We continue to modify our approach to
journal selection as new criteria become important. For instance, in the life
sciences the journal evaluation process revealed a high user preference for
several titles, including Trends in Genetics, Genes and Development,
Nature Genetics, and Nature Biotechnology. Besides retaining
these titles, the librarians recognized the need to pursue expansion of the
collection in genetics, genomics and proteomics, biotechnology, and
computational biology. Several recent large grants to ORNL scientists in these
research areas led us to consider the sources of available funding as an
additional weighting factor. Future versions of the model may encode the
funding levels for research initiatives related to ORNL's new Joint Institute
for Biological Sciences and the Laboratory for Comparative and Functional
Genomics, called the "Mouse House," or other fields. The evolving
combination of quantitative and qualitative data, assigned weights, and
value-ranking of each title provide a systematic method for making decisions
about the current and future status of the journal collection, and a method to
evaluate the needs of individual research areas, including life sciences.
Our method of journal selection has several
advantages. While no approach can be completely objective, we believe that our
method substantially reduces the subjectivity of the decision-making process.
Any decision to cancel or not purchase a given journal has the potential to
disappoint some part of our clientele, and usually does.
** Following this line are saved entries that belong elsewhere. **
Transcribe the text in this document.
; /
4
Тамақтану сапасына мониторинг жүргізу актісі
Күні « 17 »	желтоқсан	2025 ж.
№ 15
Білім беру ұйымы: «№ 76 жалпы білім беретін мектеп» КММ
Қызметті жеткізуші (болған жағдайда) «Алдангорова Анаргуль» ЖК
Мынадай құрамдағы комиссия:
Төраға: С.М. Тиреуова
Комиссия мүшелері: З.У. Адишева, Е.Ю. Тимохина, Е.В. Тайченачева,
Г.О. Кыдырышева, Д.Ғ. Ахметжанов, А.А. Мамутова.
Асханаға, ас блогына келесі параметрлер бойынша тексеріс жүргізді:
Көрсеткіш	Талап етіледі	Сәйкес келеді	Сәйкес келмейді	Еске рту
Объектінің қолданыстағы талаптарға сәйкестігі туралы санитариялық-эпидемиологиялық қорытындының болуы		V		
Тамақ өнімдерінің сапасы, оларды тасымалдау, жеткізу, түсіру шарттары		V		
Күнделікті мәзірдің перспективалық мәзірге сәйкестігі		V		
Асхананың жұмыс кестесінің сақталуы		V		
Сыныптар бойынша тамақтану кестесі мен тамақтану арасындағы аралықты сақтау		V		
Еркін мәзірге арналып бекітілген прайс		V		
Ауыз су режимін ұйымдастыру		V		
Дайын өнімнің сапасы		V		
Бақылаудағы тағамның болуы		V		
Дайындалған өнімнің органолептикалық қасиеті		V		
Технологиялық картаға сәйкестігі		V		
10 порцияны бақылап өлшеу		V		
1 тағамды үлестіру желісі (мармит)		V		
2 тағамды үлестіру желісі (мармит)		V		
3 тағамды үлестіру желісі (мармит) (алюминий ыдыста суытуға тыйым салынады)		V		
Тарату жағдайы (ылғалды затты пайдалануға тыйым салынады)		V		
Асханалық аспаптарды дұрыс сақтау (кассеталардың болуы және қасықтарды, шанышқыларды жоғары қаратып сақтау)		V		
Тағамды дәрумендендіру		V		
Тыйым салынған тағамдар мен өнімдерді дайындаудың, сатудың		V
While budgetary
constraints make some negative reaction unavoidable, the availability of
quantified data that can be discussed with a concerned customer provides the
library staff with a consistent method to explain and defend our decisions if
necessary.
BIBLIOGRAPHY
1. Christie, A., Kristick, L. (Spring 2001).
Developing an Online Science Journal Collection: A Quick Tool for Assigning
Priorities. Issues in Science and Technology Librarianship,
http://www.istl.org/istl/01-spring/article2.html.
2. Frazier, K.
(March 2001). Contemplating the Costs of the "Big Deal." D-Lib
Magazine, 7(3), http://www.dlib.org/dlib/march01/frazier/03frazier.html.
3. Lynch, P. M.
(1997). Partnering to Provide Electronic Access to Life-Sciences Serials: The
Experience of Journal Selection for the Electronic Library Project. The
Serials Librarian, 31(1-2), 227-233.
4. Robb, D. J., McCormick, A. (1997). Decision Support for
Serials Deselection and Acquisition: A Case Study. Journal of the American
Society for Information Science, 48(3), 270-273.
5. Sidney, S. A., Diodato, V. (1993). Do Developing Technologies Help Predict Science Journal Selection? Science & Technology Libraries, 14(1), 15-28.